How Bloom Filters Enable Lightning‑Fast Membership Checks for Massive Datasets

Preface

A common interview question asks how to efficiently determine whether a given integer exists in a very large data set.

Conventional Implementation

Using a HashSet works for a few hundred entries, but inserting ten million integers quickly triggers an OutOfMemoryError because the entire collection must reside in heap memory.

Bloom Filter

A Bloom Filter solves the membership‑test problem by storing only a compact bit array and using multiple hash functions, thus requiring far less memory while providing fast queries.

Principle

1. Initialise a binary array of length L (all bits = 0). 2. For each element, compute H hash values, map each to an index hash % L, and set the corresponding bits to 1. 3. To query an element, recompute the same H hashes; if any mapped bit is 0 the element is definitely absent, otherwise it is probably present.
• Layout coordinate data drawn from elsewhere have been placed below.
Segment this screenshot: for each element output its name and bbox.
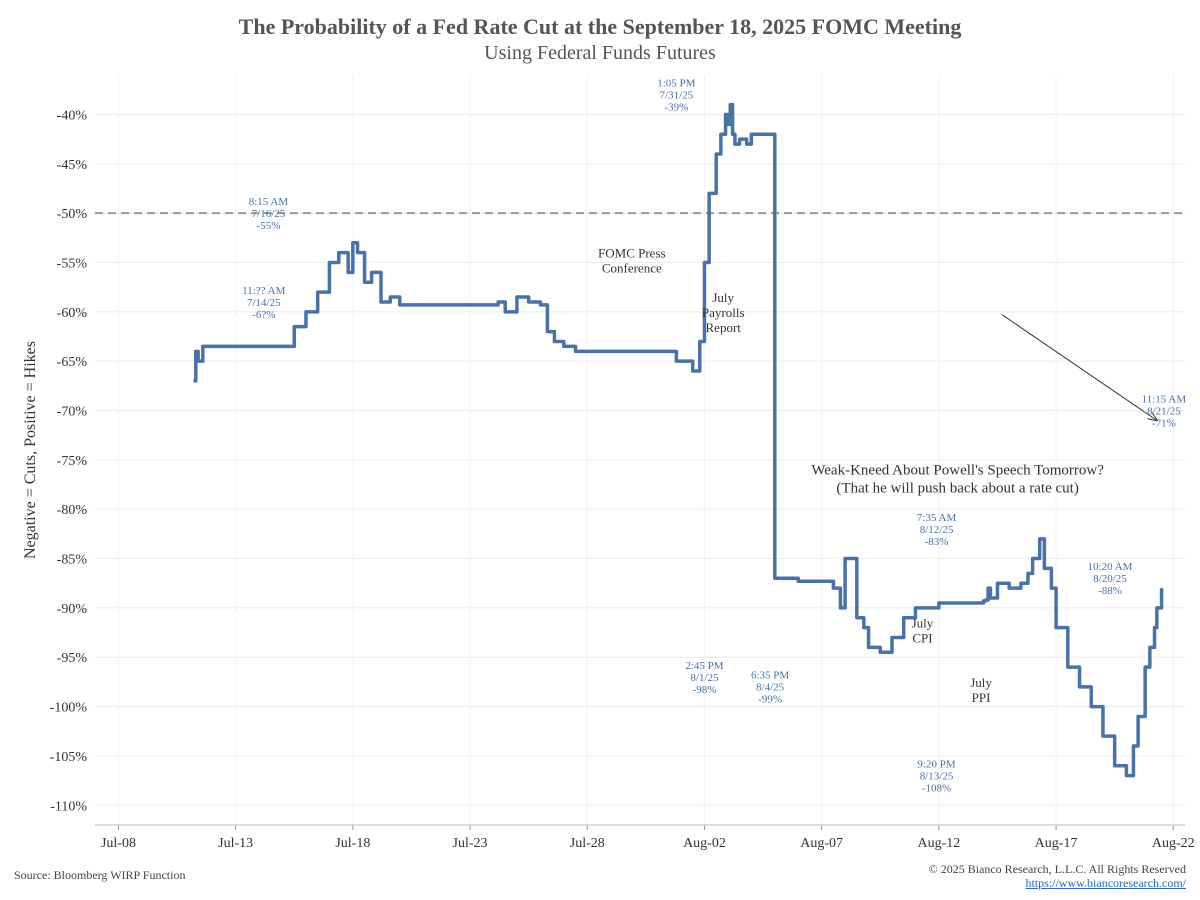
x-tick-label: Aug-22	[1152, 836, 1195, 851]
point-label-line: 7/16/25	[252, 208, 286, 220]
event-annotation-line: July	[712, 290, 734, 305]
point-label-line: 8/20/25	[1093, 573, 1127, 585]
point-label-line: 11:?? AM	[242, 285, 285, 297]
point-label: 6:35 PM 8/4/25 -99%	[751, 670, 789, 706]
point-label-line: -108%	[922, 783, 951, 795]
y-axis-label: Negative = Cuts, Positive = Hikes	[22, 341, 39, 559]
event-annotation-line: July	[970, 675, 992, 690]
point-label: 1:05 PM 7/31/25 -39%	[657, 78, 695, 114]
annotation-arrow	[1001, 314, 1157, 421]
website-link[interactable]: https://www.biancoresearch.com/	[1025, 876, 1186, 890]
y-tick-label: -70%	[57, 405, 88, 420]
point-label-line: 11:15 AM	[1142, 393, 1187, 405]
event-annotation-line: Payrolls	[702, 305, 745, 320]
event-annotation: Weak-Kneed About Powell's Speech Tomorro…	[811, 463, 1104, 497]
event-annotation-line: Report	[706, 320, 742, 335]
x-tick-label: Jul-08	[101, 836, 136, 851]
point-label-line: -39%	[664, 102, 688, 114]
event-annotation-line: (That he will push back about a rate cut…	[836, 481, 1078, 497]
point-label-line: -71%	[1152, 417, 1176, 429]
x-tick-label: Aug-12	[917, 836, 960, 851]
point-label: 11:15 AM 8/21/25 -71%	[1142, 393, 1187, 429]
event-annotation-line: FOMC Press	[598, 246, 666, 261]
point-label: 8:15 AM 7/16/25 -55%	[249, 196, 289, 232]
y-tick-label: -90%	[57, 602, 88, 617]
x-tick-label: Jul-28	[570, 836, 605, 851]
x-tick-label: Jul-13	[218, 836, 253, 851]
y-tick-label: -85%	[57, 553, 88, 568]
point-label-line: 2:45 PM	[685, 660, 723, 672]
x-tick-label: Jul-23	[453, 836, 488, 851]
point-label-line: 8/21/25	[1147, 405, 1181, 417]
y-tick-label: -110%	[50, 799, 87, 814]
y-tick-label: -50%	[57, 207, 88, 222]
point-label: 11:?? AM 7/14/25 -6?%	[242, 285, 285, 321]
point-label-line: 8/1/25	[690, 672, 719, 684]
event-annotation: FOMC Press Conference	[598, 246, 666, 276]
point-label-line: 7/14/25	[247, 297, 281, 309]
event-annotation-line: Conference	[602, 261, 662, 276]
event-annotation-line: Weak-Kneed About Powell's Speech Tomorro…	[811, 463, 1104, 479]
point-label-line: -98%	[693, 684, 717, 696]
y-tick-label: -65%	[57, 355, 88, 370]
point-label-line: -83%	[925, 536, 949, 548]
point-label: 9:20 PM 8/13/25 -108%	[917, 759, 955, 795]
event-annotation: July CPI	[912, 616, 934, 646]
source-note: Source: Bloomberg WIRP Function	[14, 868, 186, 882]
y-tick-label: -100%	[50, 701, 88, 716]
y-tick-label: -75%	[57, 454, 88, 469]
copyright-note: © 2025 Bianco Research, L.L.C. All Right…	[928, 862, 1186, 876]
point-label: 2:45 PM 8/1/25 -98%	[685, 660, 723, 696]
point-label-line: 8/13/25	[920, 771, 954, 783]
y-tick-label: -105%	[50, 750, 88, 765]
point-label-line: -6?%	[252, 309, 275, 321]
event-annotation-line: July	[912, 616, 934, 631]
y-tick-label: -55%	[57, 257, 88, 272]
point-label-line: -55%	[257, 220, 281, 232]
point-label-line: -99%	[758, 694, 782, 706]
x-tick-label: Aug-17	[1035, 836, 1078, 851]
y-tick-label: -60%	[57, 306, 88, 321]
point-label-line: 6:35 PM	[751, 670, 789, 682]
chart-subtitle: Using Federal Funds Futures	[484, 42, 716, 64]
point-label-line: 1:05 PM	[657, 78, 695, 90]
point-label: 7:35 AM 8/12/25 -83%	[917, 512, 957, 548]
x-tick-label: Aug-02	[683, 836, 726, 851]
series-line	[193, 102, 1164, 778]
y-tick-label: -95%	[57, 651, 88, 666]
point-label-line: 8:15 AM	[249, 196, 289, 208]
point-label-line: 8/12/25	[920, 524, 954, 536]
x-tick-label: Aug-07	[800, 836, 843, 851]
y-tick-label: -40%	[57, 108, 88, 123]
y-tick-label: -80%	[57, 503, 88, 518]
event-annotation: July Payrolls Report	[702, 290, 745, 335]
event-annotation-line: CPI	[912, 631, 932, 646]
x-tick-label: Jul-18	[335, 836, 370, 851]
point-label-line: 9:20 PM	[917, 759, 955, 771]
point-label-line: 10:20 AM	[1088, 561, 1133, 573]
point-label-line: -88%	[1098, 585, 1122, 597]
point-label-line: 7/31/25	[660, 90, 694, 102]
y-tick-label: -45%	[57, 158, 88, 173]
event-annotation-line: PPI	[972, 690, 991, 705]
point-label-line: 7:35 AM	[917, 512, 957, 524]
point-label: 10:20 AM 8/20/25 -88%	[1088, 561, 1133, 597]
event-annotation: July PPI	[970, 675, 992, 705]
chart-title: The Probability of a Fed Rate Cut at the…	[238, 14, 962, 39]
point-label-line: 8/4/25	[756, 682, 785, 694]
"If any bit is 0 the element is definitely not in the set; if all bits are 1 the element may be in the set (false positives are possible)."

Custom Java Implementation

public class BloomFilters {
    private int arraySize;
    private int[] array;

    public BloomFilters(int arraySize) {
        this.arraySize = arraySize;
        array = new int[arraySize];
    }

    public void add(String key) {
        int first = hashcode_1(key);
        int second = hashcode_2(key);
        int third = hashcode_3(key);
        array[first % arraySize] = 1;
        array[second % arraySize] = 1;
        array[third % arraySize] = 1;
    }

    public boolean check(String key) {
        int first = hashcode_1(key);
        int second = hashcode_2(key);
        int third = hashcode_3(key);
        if (array[first % arraySize] == 0) return false;
        if (array[second % arraySize] == 0) return false;
        if (array[third % arraySize] == 0) return false;
        return true;
    }

    private int hashcode_1(String key) { /* simple polynomial hash */ }
    private int hashcode_2(String key) { /* FNV‑1a hash */ }
    private int hashcode_3(String key) { /* custom additive hash */ }
}

The three hashcode_* methods provide independent hash values; the add method sets the three bits, while check returns false as soon as any bit is 0.

Performance Test (Custom Implementation)

@Test
public void bloomFilterTest(){
    long start = System.currentTimeMillis();
    BloomFilters bf = new BloomFilters(10_000_000);
    for (int i = 0; i < 10_000_000; i++) {
        bf.add(i + "");
    }
    Assert.assertTrue(bf.check("1"));
    Assert.assertTrue(bf.check("2"));
    Assert.assertTrue(bf.check("3"));
    Assert.assertFalse(bf.check("400230340")); // false positive when array too small
    long end = System.currentTimeMillis();
    System.out.println("Execution time: " + (end - start));
}

Inserting ten million integers took about 3 seconds and correctly identified existing values. Reducing the bit array to one million caused a false positive, demonstrating the trade‑off between memory size and false‑positive rate.

Guava Implementation

Google Guava provides a production‑ready Bloom Filter implementation that handles hashing and bit‑array management internally.

BloomFilter<Integer> filter = BloomFilter.create(
        Funnels.integerFunnel(),
        10_000_000,
        0.01);
for (int i = 0; i < 10_000_000; i++) {
    filter.put(i);
}
Assert.assertTrue(filter.mightContain(1));
Assert.assertTrue(filter.mightContain(2));
Assert.assertTrue(filter.mightContain(3));
Assert.assertFalse(filter.mightContain(10_000_000));
long end = System.currentTimeMillis();
System.out.println("Execution time: " + (end - start));

The Guava version also finishes in a few seconds but, unlike the custom version, it does not trigger frequent Full GC pauses; the old generation usage stays low, allowing even larger data sets.

Source Code Analysis (Guava)

Guava computes a 128‑bit Murmur3 hash, splits it into two 64‑bit values, and applies the configured number of hash functions. The bits are stored in a BitArray (a long[]), where set and get perform bitwise operations.

Conclusion

Bloom Filters are widely used in databases, web crawlers, cache‑breakdown protection, and many other scenarios where a fast, memory‑efficient membership test is required. By adjusting the bit‑array size and the number of hash functions, developers can balance false‑positive probability against memory and CPU consumption.